Limitaciones

Barruntaba lo que había de venir como un indio de piel oscura, con una exactitud inaudita. Lola se le quedaba mirando atónita cuando, ligera una rama, se aligeraba aún más por el vuelo de un gorrioncillo. Él inhalaba el aire del mundo y decía, serio, esto o aquello, siempre previsiones a corto plazo, que se cumplían como los días se van cumpliendo uno tras otro. 

En las horas tristes de la tarde se le veía subir la montaña con las dos manos detrás de la espalda, a la altura de la cintura, cogidos el índice y el corazón de una con los cinco de la otra. Ya de noche bajaba, como si fuese un zorro en busca de sobras, y se sentaba a la mesa donde nosotros ya íbamos por el café. 

Algunos de los nuestros pensaban que estaba loco, que le faltaba un tornillo, y evitaban acercarse a él. A mí me gustaba. Creo que lo que le pasaba era que no estaba hecho para el mundo. Cuando le miraba a los ojos –a veces- me parecía ver el peso atlántico de la nostalgia. Tal vez echase de menos otro tipo de mundo, otro tiempo. No sé. 

Un día lo vimos con una gran mochila a cuestas. La materialización de su nostalgia, pensé; ya no soy el único que lo ve. Se alejaba por un sendero de piedras que subía hacia la montaña. Se detuvo en seco, como si hubiese advertido nuestras miradas, y se giró muy despacio. Cargaba en sus brazos un labrador negro que yo había visto entrar y salir del campamento en un par de ocasiones. Se detuvo con el cuerpo de medio lado, mirando hacia donde estábamos, amontonados por la curiosidad. Yo creo que nos escudriñaba desde la distancia, con la vista de águila que tienen los indios de piel oscura. Volvió a girar sobre sí mismo y siguió el sendero, hasta que pronto todos se habían dispersado y sólo quedaba yo, y primero desapareció todo él, excepto la mochila, y después hasta eso se perdió camino arriba. 

Durante la comida, sentados a esa angustiosa tabla infinita de madera, alguien dijo que se joda el perro del loco, buen veneno para ratas, sí señor. 

Desde entonces, y durante bastante tiempo, todas mis horas fueron tristes, en las mañanas y en las tardes, y hasta en las noches, que ni el cielo abierto y todas sus estrellas me sacudían de la piel aquellos ojos muertos del labrador, a los que la distancia no restaba ni un ápice de muerte, ni de barbarie. 

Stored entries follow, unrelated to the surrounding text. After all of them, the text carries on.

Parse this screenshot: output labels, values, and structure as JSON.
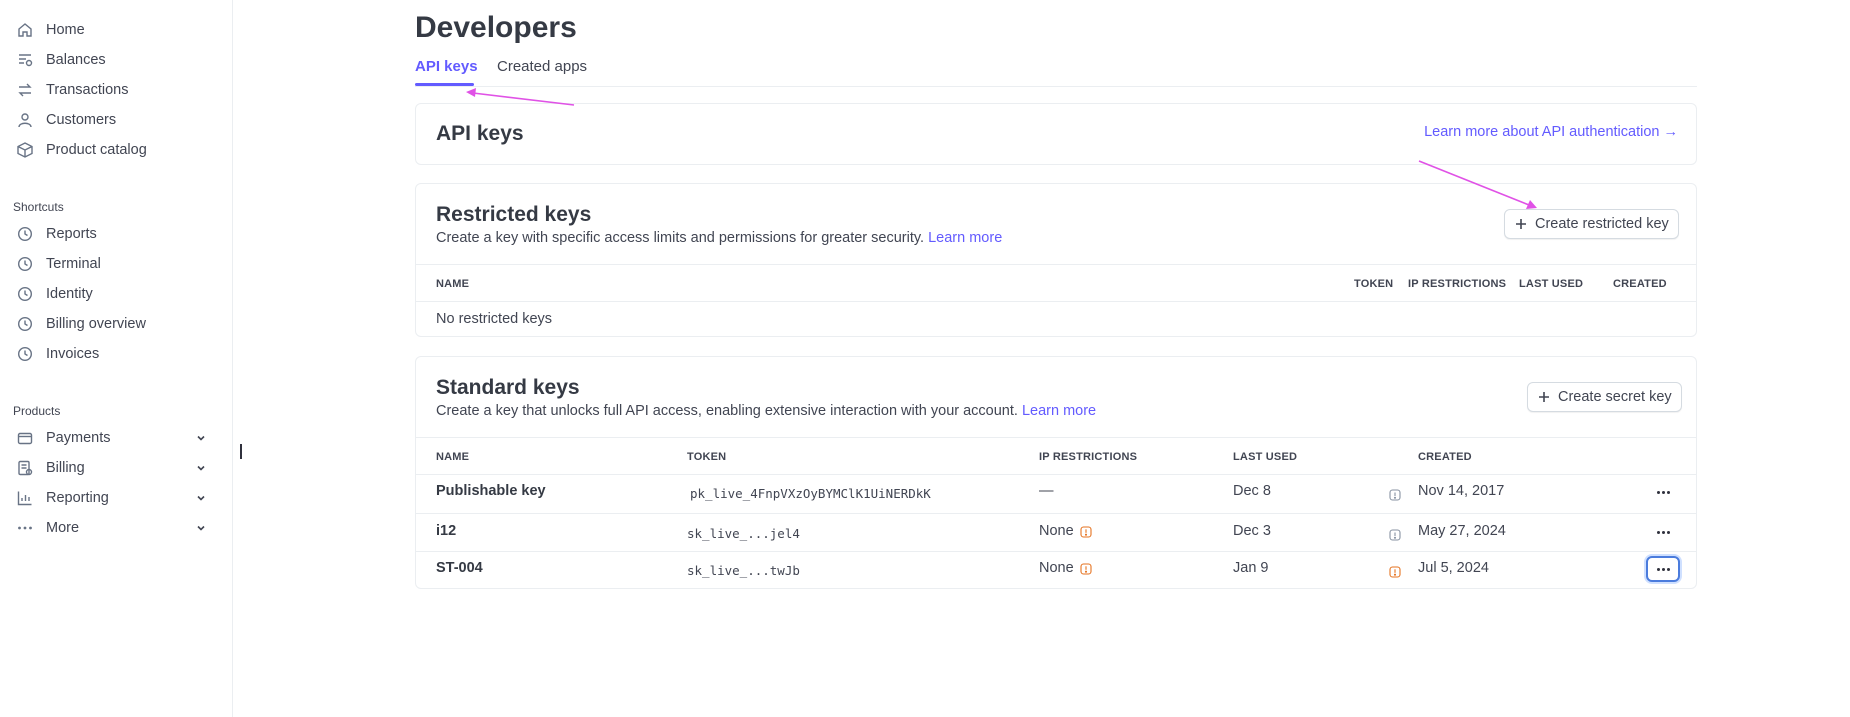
{
  "sidebar": {
    "items": [
      {
        "label": "Home",
        "icon": "home-icon"
      },
      {
        "label": "Balances",
        "icon": "balances-icon"
      },
      {
        "label": "Transactions",
        "icon": "transactions-icon"
      },
      {
        "label": "Customers",
        "icon": "customers-icon"
      },
      {
        "label": "Product catalog",
        "icon": "product-catalog-icon"
      }
    ],
    "shortcuts_label": "Shortcuts",
    "shortcuts": [
      {
        "label": "Reports",
        "icon": "clock-icon"
      },
      {
        "label": "Terminal",
        "icon": "clock-icon"
      },
      {
        "label": "Identity",
        "icon": "clock-icon"
      },
      {
        "label": "Billing overview",
        "icon": "clock-icon"
      },
      {
        "label": "Invoices",
        "icon": "clock-icon"
      }
    ],
    "products_label": "Products",
    "products": [
      {
        "label": "Payments",
        "icon": "payments-icon"
      },
      {
        "label": "Billing",
        "icon": "billing-icon"
      },
      {
        "label": "Reporting",
        "icon": "reporting-icon"
      },
      {
        "label": "More",
        "icon": "more-dots-icon"
      }
    ]
  },
  "header": {
    "title": "Developers",
    "tabs": [
      {
        "label": "API keys",
        "active": true
      },
      {
        "label": "Created apps",
        "active": false
      }
    ]
  },
  "api_keys_card": {
    "title": "API keys",
    "learn_more_link": "Learn more about API authentication →"
  },
  "restricted": {
    "title": "Restricted keys",
    "description": "Create a key with specific access limits and permissions for greater security.",
    "learn_more": "Learn more",
    "create_button": "Create restricted key",
    "columns": [
      "NAME",
      "TOKEN",
      "IP RESTRICTIONS",
      "LAST USED",
      "CREATED"
    ],
    "empty_text": "No restricted keys"
  },
  "standard": {
    "title": "Standard keys",
    "description": "Create a key that unlocks full API access, enabling extensive interaction with your account.",
    "learn_more": "Learn more",
    "create_button": "Create secret key",
    "columns": [
      "NAME",
      "TOKEN",
      "IP RESTRICTIONS",
      "LAST USED",
      "CREATED"
    ],
    "rows": [
      {
        "name": "Publishable key",
        "token": "pk_live_4FnpVXzOyBYMClK1UiNERDkK",
        "ip": "—",
        "last_used": "Dec 8",
        "created": "Nov 14, 2017"
      },
      {
        "name": "i12",
        "token": "sk_live_...jel4",
        "ip": "None",
        "last_used": "Dec 3",
        "created": "May 27, 2024"
      },
      {
        "name": "ST-004",
        "token": "sk_live_...twJb",
        "ip": "None",
        "last_used": "Jan 9",
        "created": "Jul 5, 2024"
      }
    ]
  },
  "colors": {
    "accent": "#635bff",
    "annotation_arrow": "#e052e6",
    "warning_icon": "#e5721f",
    "focus_ring": "#4b7cdd"
  }
}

No volví a ver al indio de piel oscura, aunque durante años esperé verlo bajar de la montaña como un zorro, ya no en busca de sobras, sino del latir de aquél cobarde. Pero no. Lola entristeció conmigo en su ausencia, pero logró por fin un hijo y aquello le barrió la pérdida del indio. Yo, en cambio, empecé a subir a la montaña, hasta que llegó un día en el que fui incapaz de regresar.